🤖 AI Summary
In dynamic wireless networks, real-time variations in user count, spatial distribution, and mobility patterns pose significant challenges for user association and load balancing. Existing deep reinforcement learning (DRL) approaches are constrained by assumptions of fixed user scale and incur prohibitively high trial-and-error costs, hindering practical deployment.
Method: This paper proposes a large vision model (LVM)-enhanced digital twin (DT) framework. It introduces Map2Traj—a novel zero-shot diffusion model that synthesizes high-fidelity user trajectories directly from radio maps—and designs a parallel DT training architecture to mitigate environmental non-stationarity and eliminate DRL’s reliance on static user population assumptions.

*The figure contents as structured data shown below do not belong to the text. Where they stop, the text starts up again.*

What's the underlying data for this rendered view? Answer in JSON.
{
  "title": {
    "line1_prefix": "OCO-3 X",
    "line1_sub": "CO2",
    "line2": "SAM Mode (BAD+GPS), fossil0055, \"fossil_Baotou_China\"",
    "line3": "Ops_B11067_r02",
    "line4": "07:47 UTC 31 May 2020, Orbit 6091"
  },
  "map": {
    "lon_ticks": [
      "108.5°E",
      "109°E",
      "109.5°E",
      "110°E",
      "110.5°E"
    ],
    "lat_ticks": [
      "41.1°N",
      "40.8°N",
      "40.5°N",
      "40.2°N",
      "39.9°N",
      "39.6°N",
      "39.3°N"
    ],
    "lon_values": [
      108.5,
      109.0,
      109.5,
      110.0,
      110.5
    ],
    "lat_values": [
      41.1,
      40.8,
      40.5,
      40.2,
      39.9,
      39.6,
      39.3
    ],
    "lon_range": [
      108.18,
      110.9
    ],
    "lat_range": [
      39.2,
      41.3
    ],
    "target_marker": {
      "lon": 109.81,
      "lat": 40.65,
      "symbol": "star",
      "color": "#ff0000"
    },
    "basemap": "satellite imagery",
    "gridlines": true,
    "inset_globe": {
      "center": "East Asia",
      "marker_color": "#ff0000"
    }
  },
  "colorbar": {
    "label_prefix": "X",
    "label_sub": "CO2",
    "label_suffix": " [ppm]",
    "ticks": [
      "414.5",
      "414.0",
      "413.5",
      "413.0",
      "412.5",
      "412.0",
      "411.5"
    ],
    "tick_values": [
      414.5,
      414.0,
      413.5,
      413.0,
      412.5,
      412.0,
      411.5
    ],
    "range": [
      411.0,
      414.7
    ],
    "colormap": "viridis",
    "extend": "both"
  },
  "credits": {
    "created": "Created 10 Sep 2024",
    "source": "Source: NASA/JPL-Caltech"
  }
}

Contribution/Results: Experiments demonstrate that the system achieves training fidelity comparable to real-world networks; the parallel architecture improves edge-user performance by nearly 20%. To our knowledge, this is the first framework enabling scalable, low-overhead intelligent association and load balancing in open, dynamically evolving wireless environments.
📝 Abstract
Optimization of user association in a densely deployed cellular network is usually challenging and even more complicated due to the dynamic nature of user mobility and fluctuation in user counts. While deep reinforcement learning (DRL) emerges as a promising solution, its application in practice is hindered by high trial-and-error costs in real world and unsatisfactory physical network performance during training. Also, existing DRL-based user association methods are typically applicable to scenarios with a fixed number of users due to convergence and compatibility challenges. To address these limitations, we introduce a large vision model (LVM)-enhanced digital twin (DT) for wireless networks and propose a parallel DT-driven DRL method for user association and load balancing in networks with dynamic user counts, distribution, and mobility patterns. To construct this LVM-enhanced DT for DRL training, we develop a zero-shot generative user mobility model, named Map2Traj, based on the diffusion model. Map2Traj estimates user trajectory patterns and spatial distributions solely from street maps. DRL models undergo training in the DT environment, avoiding direct interactions with physical networks. To enhance the generalization ability of DRL models for dynamic scenarios, a parallel DT framework is further established to alleviate strong correlation and non-stationarity in single-environment training and improve training efficiency. Numerical results show that the developed LVM-enhanced DT achieves closely comparable training efficacy to the real environment, and the proposed parallel DT framework even outperforms the single real-world environment in DRL training with nearly 20% gain in terms of cell-edge user performance.